Registrei uma vez aqui no blog - não estou bem certo onde - que só escrevo sobre livros dos quais gosto ou sobre aqueles que tiveram papel determinante na minha trajetória de leitor. Bem, pelo menos na maioria dos casos. Um critério bem mixuruca, obviamente, mas é assim que a banda toca no Besta Quadrada , o único lugar em que posso experimentar uma sensaçãozinha de autonomia. Há uma imensidão de textos a serem lidos, o tempo de que disponho não é infinito e, ano após ano, o meu entusiasmo pelas coisas em geral vem decrescendo. É preciso, pois, fazer escolhas.
Assim sendo, como foi difícil escrever a postagem atual!
A chegada de uma adaptação do Cem anos de solidão na Netflix me fez relê-lo algumas semanas atrás: não me lembrava da última vez que o fiz. Foi difícil, simplesmente, porque não gosto desse romance. Além disso, Gabriel García Márquez não é um escritor de minha particular estima; com exceção de Relato de um náufrago e, por razões diferentes, Crônica de uma morte anunciada, sua obra me interessa bem pouco.
Acontece, porém, que estamos falando do Cem anos de solidão , um livro não só amado por um montão de gente mundo afora, particularmente na América Latina e Caribe, mas também reputado como uma grandiosa façanha literária: Pablo Neruda, por exemplo, considerava-o a maior revelação em língua espanhola desde o Dom Quixote. Então, às favas com meu critério ordinário.

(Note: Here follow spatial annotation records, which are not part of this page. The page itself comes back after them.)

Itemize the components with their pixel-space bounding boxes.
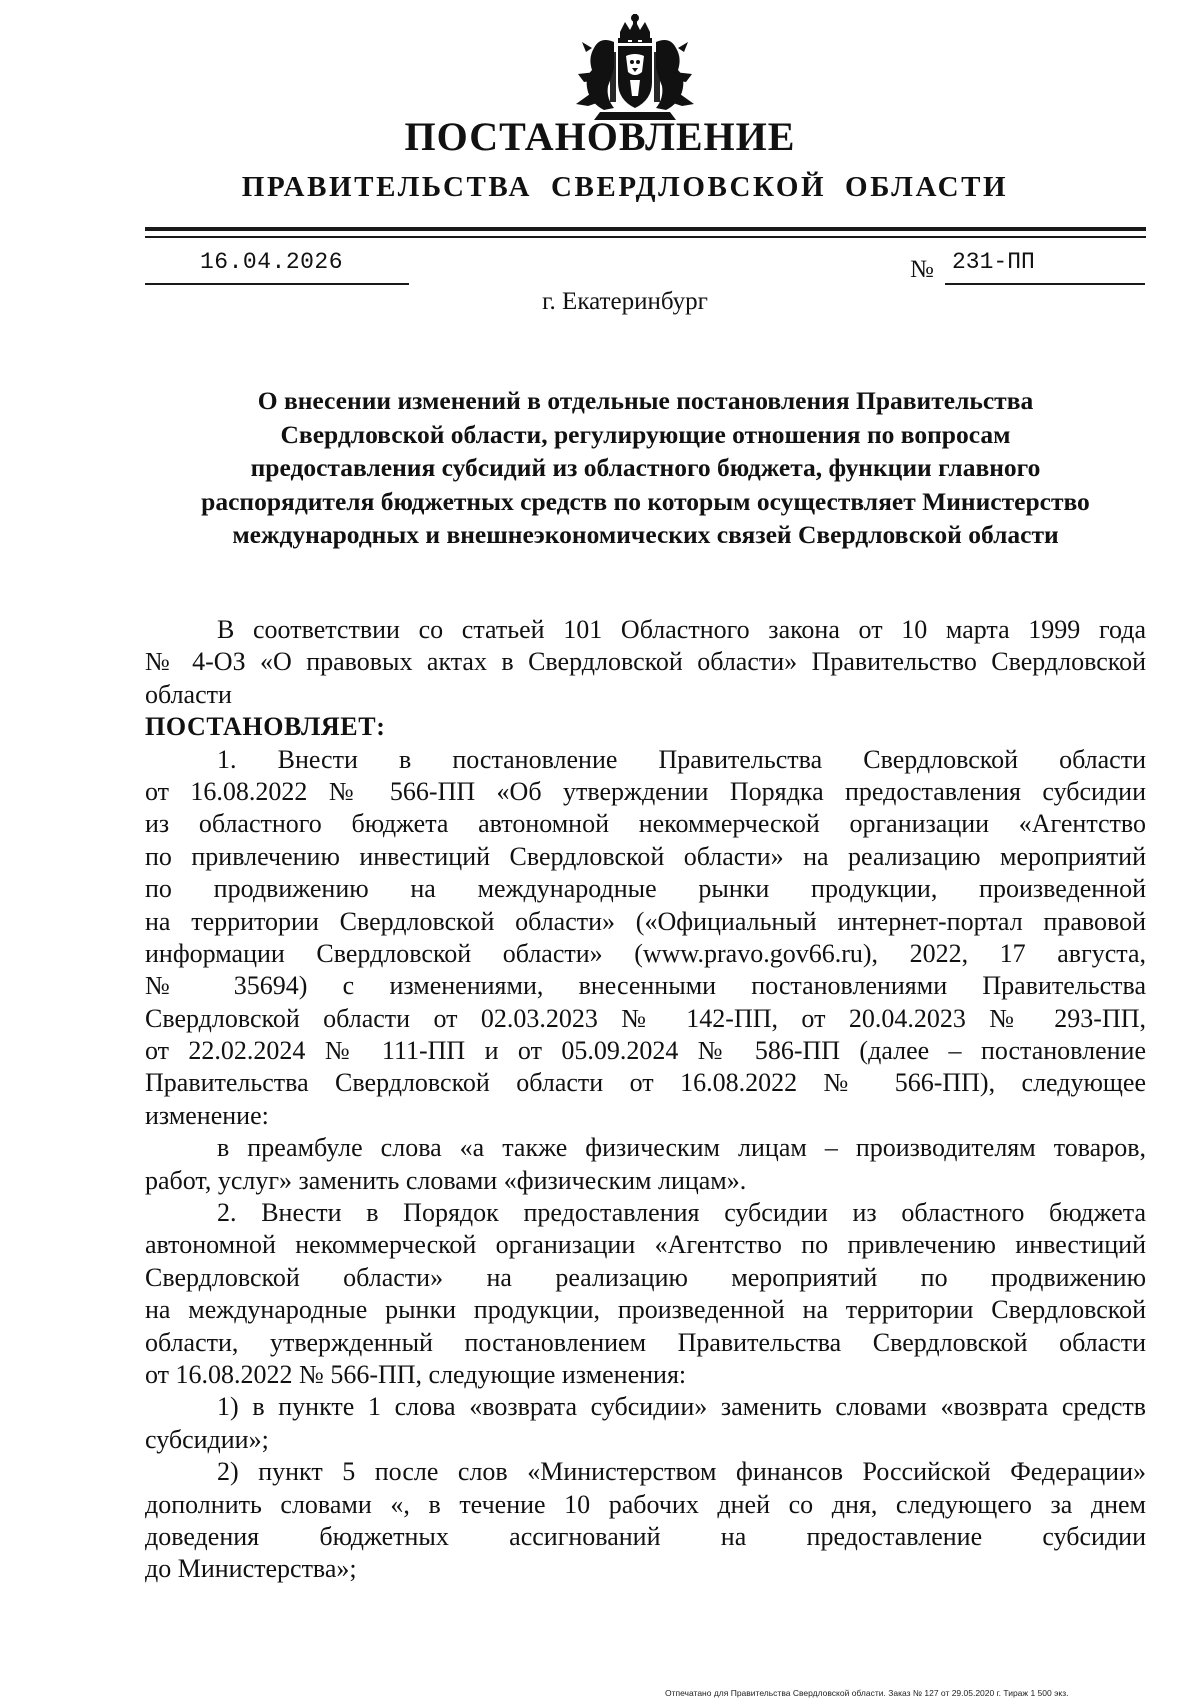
document-body [145,614,1146,1586]
item1-line: на территории Свердловской области» («Официальный интернет-портал правовой [145,906,1146,936]
item2-line: от 16.08.2022 № 566-ПП, следующие изменения: [145,1359,687,1389]
document-number: 231-ПП [952,249,1035,275]
print-imprint: Отпечатано для Правительства Свердловской области. Заказ № 127 от 29.05.2020 г. Тираж 1 500 экз. [665,1688,1069,1698]
title-line: О внесении изменений в отдельные постановления Правительства [257,386,1034,415]
item1-line: по привлечению инвестиций Свердловской области» на реализацию мероприятий [145,841,1146,871]
subitem2-line: до Министерства»; [145,1554,357,1584]
item1-line: информации Свердловской области» (www.pravo.gov66.ru), 2022, 17 августа, [145,938,1146,968]
subitem2-line: дополнить словами «, в течение 10 рабочих дней со дня, следующего за днем [145,1489,1146,1519]
subitem2-line: доведения бюджетных ассигнований на предоставление субсидии [145,1521,1146,1551]
subitem1-line: 1) в пункте 1 слова «возврата субсидии» заменить словами «возврата средств [217,1392,1146,1422]
issue-place: г. Екатеринбург [542,288,708,315]
preamble-line: № 4-ОЗ «О правовых актах в Свердловской области» Правительство Свердловской [145,647,1146,677]
item1-change-line: в преамбуле слова «а также физическим лицам – производителям товаров, [217,1133,1146,1163]
title-line: Свердловской области, регулирующие отношения по вопросам [280,419,1011,449]
item2-line: области, утвержденный постановлением Правительства Свердловской области [145,1327,1146,1357]
item1-line: 1. Внести в постановление Правительства Свердловской области [217,744,1146,774]
item1-line: из областного бюджета автономной некоммерческой организации «Агентство [145,809,1146,839]
subitem1-line: субсидии»; [145,1424,269,1454]
item1-line: № 35694) с изменениями, внесенными постановлениями Правительства [145,971,1146,1001]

Para começar a conversa, devo dizer que achei a adaptação da Netflix muito boa e isso me surpreendeu. Parte das produções da empresa sempre me pareceram pasteurizadas demais e não foi o caso dessa, embora os roteiristas tenham recorrido aqui e ali a alguns recursos um tanto gastos da teledramaturgia - afinal, uma companhia de streaming tão grande nunca deixará a preocupação com os índices de audiência de lado e precisa atrair o maior número possível de espectadores.
Os principais méritos, a meu ver, estão nas movimentações de câmera e na concepção cenográfica tanto de Macondo quanto a da casa da família Buendía (acompanhar, a cada episódio, as mudanças na arquitetura do imaginário povoado/município e, sobretudo, na residência foi muito prazeroso). O trabalho dos atores também merece ser destacado: Susana Morales Cañas (que interpreta Úrsula Iguarán, enquanto jovem) e Janer Villarreal (que interpreta o Arcadio adulto, o filho de José Arcadio e Pilar Ternera) são meus preferidos. A narração em off - recurso geralmente não muito apreciado em trabalhos audiovisuais - ficou na medida certa.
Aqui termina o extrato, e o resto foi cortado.